Hopfe has published several papers concerning uncertainties in building design. A 2007 publication looks into uncertainties of types 2 and 3. In this work the uncertainties are defined as normal distributions. The random parameters are sampled to generate 200 tests that are sent to the simulator (VA114), the results from which will be analysed to check the uncertainties with the largest impact on the energy calculations. This work showed that the uncertainty in the value used for infiltration is the factor that is likely to have the largest influence on cooling and heating demands. De Wilde and Tian (2009) agreed with Hopfe on the impact of uncertainties in infiltration upon energy calculations, but also introduced other factors.

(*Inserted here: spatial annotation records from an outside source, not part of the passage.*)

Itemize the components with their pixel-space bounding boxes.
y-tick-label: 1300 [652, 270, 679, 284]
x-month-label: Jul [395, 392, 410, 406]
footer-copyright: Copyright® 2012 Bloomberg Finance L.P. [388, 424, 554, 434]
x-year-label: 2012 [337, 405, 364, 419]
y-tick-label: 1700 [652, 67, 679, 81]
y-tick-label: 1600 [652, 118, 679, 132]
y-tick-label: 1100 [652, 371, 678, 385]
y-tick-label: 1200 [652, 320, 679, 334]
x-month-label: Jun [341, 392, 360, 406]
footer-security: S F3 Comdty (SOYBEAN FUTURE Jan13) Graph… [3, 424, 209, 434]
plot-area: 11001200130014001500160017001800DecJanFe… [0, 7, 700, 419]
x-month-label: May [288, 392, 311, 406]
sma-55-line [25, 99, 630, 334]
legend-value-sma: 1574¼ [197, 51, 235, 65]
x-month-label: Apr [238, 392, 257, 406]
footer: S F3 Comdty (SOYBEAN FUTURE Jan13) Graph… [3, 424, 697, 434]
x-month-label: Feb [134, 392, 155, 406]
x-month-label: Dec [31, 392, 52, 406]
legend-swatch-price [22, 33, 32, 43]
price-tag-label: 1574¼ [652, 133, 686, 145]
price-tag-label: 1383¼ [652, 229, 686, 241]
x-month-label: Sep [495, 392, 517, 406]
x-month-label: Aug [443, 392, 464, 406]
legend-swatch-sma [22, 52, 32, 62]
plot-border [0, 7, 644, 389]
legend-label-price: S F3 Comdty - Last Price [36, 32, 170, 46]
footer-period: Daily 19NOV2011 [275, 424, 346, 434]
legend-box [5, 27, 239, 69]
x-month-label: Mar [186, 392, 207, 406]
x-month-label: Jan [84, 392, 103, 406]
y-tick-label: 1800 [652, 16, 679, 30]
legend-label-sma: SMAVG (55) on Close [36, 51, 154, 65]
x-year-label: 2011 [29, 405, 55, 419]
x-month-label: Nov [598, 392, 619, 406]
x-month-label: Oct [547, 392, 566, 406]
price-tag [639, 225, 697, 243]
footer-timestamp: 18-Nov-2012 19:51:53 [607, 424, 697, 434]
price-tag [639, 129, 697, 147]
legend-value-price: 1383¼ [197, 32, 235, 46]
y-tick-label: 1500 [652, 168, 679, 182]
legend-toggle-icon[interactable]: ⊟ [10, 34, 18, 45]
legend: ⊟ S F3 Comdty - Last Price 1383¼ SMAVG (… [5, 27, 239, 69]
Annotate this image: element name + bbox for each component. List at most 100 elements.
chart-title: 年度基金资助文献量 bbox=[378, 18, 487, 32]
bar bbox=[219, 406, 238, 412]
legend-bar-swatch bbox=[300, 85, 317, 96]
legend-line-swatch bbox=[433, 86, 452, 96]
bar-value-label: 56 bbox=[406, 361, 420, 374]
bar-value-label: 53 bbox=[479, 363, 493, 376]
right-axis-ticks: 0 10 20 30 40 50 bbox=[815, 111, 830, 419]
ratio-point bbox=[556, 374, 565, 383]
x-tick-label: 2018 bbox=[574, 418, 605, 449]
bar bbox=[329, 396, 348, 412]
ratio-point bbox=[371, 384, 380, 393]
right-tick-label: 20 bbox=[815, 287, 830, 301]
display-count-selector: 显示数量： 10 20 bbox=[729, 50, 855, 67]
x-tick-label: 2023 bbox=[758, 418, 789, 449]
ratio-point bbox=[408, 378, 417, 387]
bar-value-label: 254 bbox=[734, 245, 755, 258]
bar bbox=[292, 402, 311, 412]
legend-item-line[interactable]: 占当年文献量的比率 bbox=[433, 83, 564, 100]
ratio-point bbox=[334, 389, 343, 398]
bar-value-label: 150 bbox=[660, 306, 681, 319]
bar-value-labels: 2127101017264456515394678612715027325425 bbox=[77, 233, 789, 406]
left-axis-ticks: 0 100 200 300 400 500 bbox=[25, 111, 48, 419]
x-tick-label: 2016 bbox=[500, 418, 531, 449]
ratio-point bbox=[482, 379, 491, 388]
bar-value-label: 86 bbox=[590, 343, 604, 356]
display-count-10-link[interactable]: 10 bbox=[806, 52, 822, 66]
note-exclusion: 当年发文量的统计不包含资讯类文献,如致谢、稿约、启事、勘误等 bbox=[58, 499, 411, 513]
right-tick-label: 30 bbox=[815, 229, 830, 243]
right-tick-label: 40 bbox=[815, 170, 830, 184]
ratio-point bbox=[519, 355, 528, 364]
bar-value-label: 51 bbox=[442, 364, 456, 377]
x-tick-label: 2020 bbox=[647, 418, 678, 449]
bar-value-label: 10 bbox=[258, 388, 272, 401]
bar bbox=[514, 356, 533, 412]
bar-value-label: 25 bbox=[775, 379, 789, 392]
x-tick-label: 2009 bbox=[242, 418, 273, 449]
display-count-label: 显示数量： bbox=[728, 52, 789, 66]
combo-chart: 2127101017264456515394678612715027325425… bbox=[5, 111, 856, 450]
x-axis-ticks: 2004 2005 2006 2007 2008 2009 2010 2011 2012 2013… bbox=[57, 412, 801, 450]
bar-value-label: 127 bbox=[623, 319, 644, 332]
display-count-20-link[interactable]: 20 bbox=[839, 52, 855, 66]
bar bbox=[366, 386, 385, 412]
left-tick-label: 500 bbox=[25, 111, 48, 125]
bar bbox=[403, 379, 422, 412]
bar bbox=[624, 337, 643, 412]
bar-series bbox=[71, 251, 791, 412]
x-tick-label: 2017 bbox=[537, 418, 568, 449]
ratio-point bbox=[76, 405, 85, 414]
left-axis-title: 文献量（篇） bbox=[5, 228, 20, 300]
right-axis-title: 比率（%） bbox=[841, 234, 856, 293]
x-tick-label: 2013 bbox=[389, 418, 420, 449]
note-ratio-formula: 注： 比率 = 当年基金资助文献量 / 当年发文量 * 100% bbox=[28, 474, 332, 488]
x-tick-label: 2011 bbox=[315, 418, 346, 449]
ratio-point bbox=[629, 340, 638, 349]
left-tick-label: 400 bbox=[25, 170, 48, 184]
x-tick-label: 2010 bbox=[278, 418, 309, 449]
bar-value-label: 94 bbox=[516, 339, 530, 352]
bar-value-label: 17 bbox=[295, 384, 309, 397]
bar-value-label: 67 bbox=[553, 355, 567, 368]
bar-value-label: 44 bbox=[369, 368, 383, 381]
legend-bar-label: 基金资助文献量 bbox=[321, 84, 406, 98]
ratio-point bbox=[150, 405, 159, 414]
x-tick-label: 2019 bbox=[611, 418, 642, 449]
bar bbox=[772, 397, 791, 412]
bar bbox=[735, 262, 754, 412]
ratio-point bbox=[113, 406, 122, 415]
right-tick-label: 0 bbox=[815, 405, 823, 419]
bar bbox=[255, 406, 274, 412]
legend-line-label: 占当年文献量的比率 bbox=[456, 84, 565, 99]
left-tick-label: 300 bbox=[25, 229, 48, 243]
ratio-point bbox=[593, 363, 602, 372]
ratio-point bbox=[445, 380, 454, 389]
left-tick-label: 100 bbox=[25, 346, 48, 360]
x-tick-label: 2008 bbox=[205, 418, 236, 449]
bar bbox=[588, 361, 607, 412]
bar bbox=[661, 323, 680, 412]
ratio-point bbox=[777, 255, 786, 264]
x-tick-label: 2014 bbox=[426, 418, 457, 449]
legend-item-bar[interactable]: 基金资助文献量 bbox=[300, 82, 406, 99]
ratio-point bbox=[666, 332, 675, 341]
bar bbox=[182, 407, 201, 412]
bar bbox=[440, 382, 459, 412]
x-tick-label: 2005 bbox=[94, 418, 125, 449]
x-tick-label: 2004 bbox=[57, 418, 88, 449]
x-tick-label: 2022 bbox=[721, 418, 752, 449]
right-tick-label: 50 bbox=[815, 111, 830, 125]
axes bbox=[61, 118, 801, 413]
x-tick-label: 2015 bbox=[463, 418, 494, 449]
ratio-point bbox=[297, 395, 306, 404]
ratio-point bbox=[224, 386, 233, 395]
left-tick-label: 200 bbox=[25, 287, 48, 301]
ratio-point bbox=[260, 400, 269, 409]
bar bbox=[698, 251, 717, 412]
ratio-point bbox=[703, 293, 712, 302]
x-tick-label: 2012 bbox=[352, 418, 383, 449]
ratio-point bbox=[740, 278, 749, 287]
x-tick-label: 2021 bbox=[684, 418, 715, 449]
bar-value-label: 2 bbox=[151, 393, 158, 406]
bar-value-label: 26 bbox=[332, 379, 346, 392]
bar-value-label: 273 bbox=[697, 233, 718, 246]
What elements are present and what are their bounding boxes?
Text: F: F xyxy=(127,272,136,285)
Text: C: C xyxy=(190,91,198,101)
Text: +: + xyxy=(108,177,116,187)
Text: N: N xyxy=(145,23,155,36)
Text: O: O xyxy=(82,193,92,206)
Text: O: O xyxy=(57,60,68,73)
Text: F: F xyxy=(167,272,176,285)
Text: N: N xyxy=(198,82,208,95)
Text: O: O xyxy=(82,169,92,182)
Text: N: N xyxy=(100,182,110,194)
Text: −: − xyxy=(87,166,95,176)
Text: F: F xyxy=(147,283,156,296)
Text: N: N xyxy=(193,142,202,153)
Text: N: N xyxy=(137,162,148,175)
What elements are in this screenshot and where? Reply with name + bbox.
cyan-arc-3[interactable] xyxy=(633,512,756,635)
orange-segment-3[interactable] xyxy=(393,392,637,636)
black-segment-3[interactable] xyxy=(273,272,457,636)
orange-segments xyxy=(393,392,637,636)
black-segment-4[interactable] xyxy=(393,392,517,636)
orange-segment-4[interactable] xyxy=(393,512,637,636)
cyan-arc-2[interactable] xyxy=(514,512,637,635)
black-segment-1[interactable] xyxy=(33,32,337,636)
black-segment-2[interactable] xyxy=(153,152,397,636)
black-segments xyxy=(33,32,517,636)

The work of Schnieders and Hermelink (2006) showed a substantial variability in the energy demands of low-energy buildings designed under the same (Passivhaus) specification.

==Occupant behaviour==
Blight and Coley (2012) showed that substantial variability in energy use can be occasioned due to variance in occupant behaviour, including the use of windows and doors. Their paper also demonstrated that their method of modelling occupants’ behaviour accurately reproduces actual behavioural patterns of inhabitants. This modelling method was the one developed by Richardson et al. (2008), using the Time-Use Survey (TUS) of the United Kingdom as a source for real behaviour of occupants, based on the activity of more than 6000 occupants as recorded in 24-hour diaries with a 10-minute resolution. Richardson's paper shows how the tool is able to generate behavioural patterns that correlate with the real data obtained from the TUS.

==Multifactorial studies==
In the work of Pettersen (1994), uncertainties of group 2 (workmanship and quality of elements) and group 3 (behaviour) of the previous grouping were considered. This work shows how important occupants’ behaviour is on the calculation of the energy demand of a building. Pettersen showed that the total energy use follows a normal distribution with a standard deviation of around 7.6% when the uncertainties due to occupants are considered, and of around 4.0% when considering those generated by the properties of the building elements.

Wang et al. (2005) showed that deviations in energy demand due to local variability in weather data were smaller than the ones due to operational parameters linked with occupants’ behaviour. For those, the ranges were (-29% to 79%) for San Francisco and (-28% to 57%) for Washington D.C. The conclusion of this paper is that occupants will have a larger impact in energy calculations than the variability between synthetically generated weather data files.

Another study performed by de Wilde and Wei Tian (2009) compared the impact of most of the uncertainties affecting building energy calculations, including uncertainties in: weather, U-Value of windows, and other variables related with occupants’ behaviour (equipment and lighting), and taking into account climate change. De Wilde and Tian used a two-dimensional Monte Carlo simulation analysis to generate a database obtained with 7280 runs of a building simulator. A sensitivity analysis was applied to this database to obtain the most significant factors on the variability of the energy demand calculations. Standardised regression coefficients and standardised rank regression coefficients were used to compare the impacts of the uncertainties. Their paper compares many of the uncertainties with a good sized database providing a realistic comparison for the scope of the sampling of the uncertainties.